The most charitable read on John Krasinski’s IF is that using your imagination shouldn’t be bound by traditional story structure, so why should a film about unfettered imagination need the same? Even then, there’s so much connective tissue missing from scene to scene that it feels less like IF is going for abstract vibes than it’s succumbing to a traumatic brain injury, ultimately and awkwardly landing on a moral far too late to have the impact it deserves.
Twelve-year-old Bea (Cailey Fleming) lost her mother when she was younger, and now her father (Krasinski) is set to go under the knife at a New York City hospital to fix an issue with his heart, forcing Bea to stay with her grandmother (Fiona Shaw) until he recovers. Bea is at the age where she’s trying to grow up in a hurry, especially in light of the fact that she’s theoretically likely to wind up an orphan. Emphasis on theoretically, since dad is weirdly obtuse about telling anyone, especially Bea, exactly what’s wrong with him or what his chances are of surviving.
Bea spends her time preparing for the worst until the day she spots a Betty Boop-style ballerina butterfly, Blossom (Phoebe Waller-Bridge), skulking around her apartment building, getting in heated discussions with her grumpy upstairs neighbor Cal (Ryan Reynolds) and a big fuzzy purple giant named Blue (Steve Carrell).
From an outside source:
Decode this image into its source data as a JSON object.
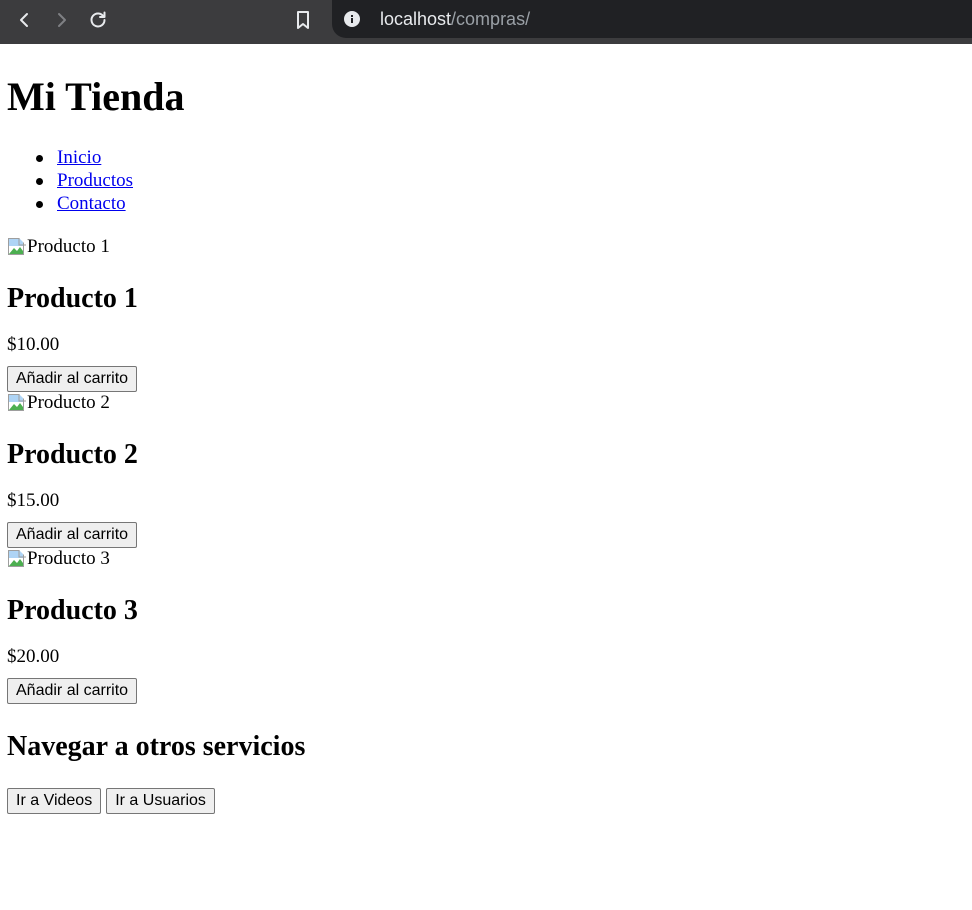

Turns out, Cal is a reluctant caretaker for a placement program-slash-retirement home for imaginary friends whose services are no longer required by the children who dreamed them up. Left with the need to do something productive that’s not waiting for her father to live or die, Bea decides to partner up with Cal to take on the job.
That’s a rich premise with near-infinite possibilities for poignancy and wild humor, as anyone who’s ever watched a single episode of Craig McCracken’s excellent Foster’s Home for Imaginary Friends back in the early aughts can attest to. In a bubble, every scene after Bea takes the job is lovingly executed, particularly the showstopper sequence of showing the girl expanding the retirement home to not just a few side rooms off a common hallway, but a multitude of wacky pocket universes that bleed into each other at will.
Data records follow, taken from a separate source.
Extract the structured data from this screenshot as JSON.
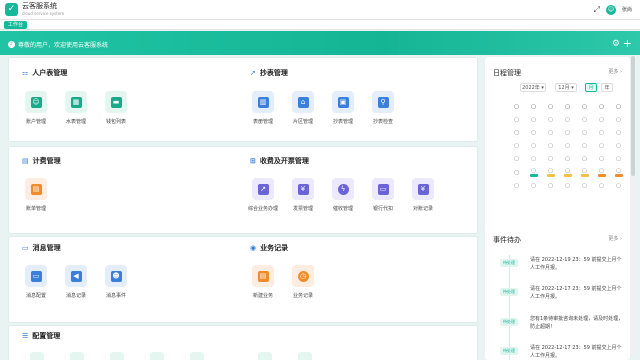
{
  "app": {
    "title": "云客服系统",
    "subtitle": "cloud service system",
    "user": "张尚"
  },
  "tabs": [
    {
      "label": "工作台"
    }
  ],
  "banner": {
    "text": "尊敬的用户，欢迎使用云客服系统"
  },
  "sections": {
    "renhu": {
      "title": "人户表管理",
      "items": [
        "账户管理",
        "水表管理",
        "钱包列表"
      ]
    },
    "chaobiao": {
      "title": "抄表管理",
      "items": [
        "表册管理",
        "片区管理",
        "抄表管理",
        "抄表检查"
      ]
    },
    "jifei": {
      "title": "计费管理",
      "items": [
        "账单管理"
      ]
    },
    "shoufei": {
      "title": "收费及开票管理",
      "items": [
        "综合业务办理",
        "发票管理",
        "催收管理",
        "银行代扣",
        "对账记录"
      ]
    },
    "xiaoxi": {
      "title": "消息管理",
      "items": [
        "消息配置",
        "消息记录",
        "消息事件"
      ]
    },
    "yewu": {
      "title": "业务记录",
      "items": [
        "新建业务",
        "业务记录"
      ]
    },
    "peizhi": {
      "title": "配置管理"
    }
  },
  "schedule": {
    "title": "日程管理",
    "more": "更多",
    "year": "2022年",
    "month": "12月",
    "view_month": "月",
    "view_year": "年"
  },
  "todos": {
    "title": "事件待办",
    "more": "更多",
    "items": [
      {
        "tag": "待处理",
        "text": "请在 2022-12-19 23：59 前提交上月个人工作月报。"
      },
      {
        "tag": "待处理",
        "text": "请在 2022-12-17 23：59 前提交上月个人工作月报。"
      },
      {
        "tag": "待处理",
        "text": "您有1条待审批咨询未处理，请及时处理，防止超期！"
      },
      {
        "tag": "待处理",
        "text": "请在 2022-12-17 23：59 前提交上月个人工作月报。"
      }
    ]
  },
  "colors": {
    "primary": "#15b89a",
    "accent_blue": "#2a7ad8",
    "accent_orange": "#f08c2e"
  }
}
Also of note are the numerous scenes of Cal and Bea running around New York, trying to match people up with new imaginary friends, using the power of memory to conjure up childhoods, and auditioning which friends are right for the job, leading to a cavalcade of fun celebrity voice cameos in the process. But Bea’s relationship with her own maturity and her father’s inability to take things seriously has no bearing on her work with the imaginary friends, who she never thinks of telling her father or grandmother about, and they seem perfectly fine with that, despite Bea disappearing for hours at a time and paying infrequent visits to her sick parent.
In the end, the fun of the premise and the emotional crux of the story never intertwine. That disconnect cheapens the earnestness of the film’s construction, making even Janusz Kaminski and Michael Giacchino’s wonderful work feel like cheap smash grabs for the heartstrings. Krasinski’s material isn’t cynical in the slightest but seems unable or unwilling to settle on what exactly it wants to say until the pre-credits sequence: a montage of ancillary characters from the film meeting their imaginary friends again as adults that is so simple and moving, it makes the bewildered nature of the rest of the film feel even more unfortunate in retrospect.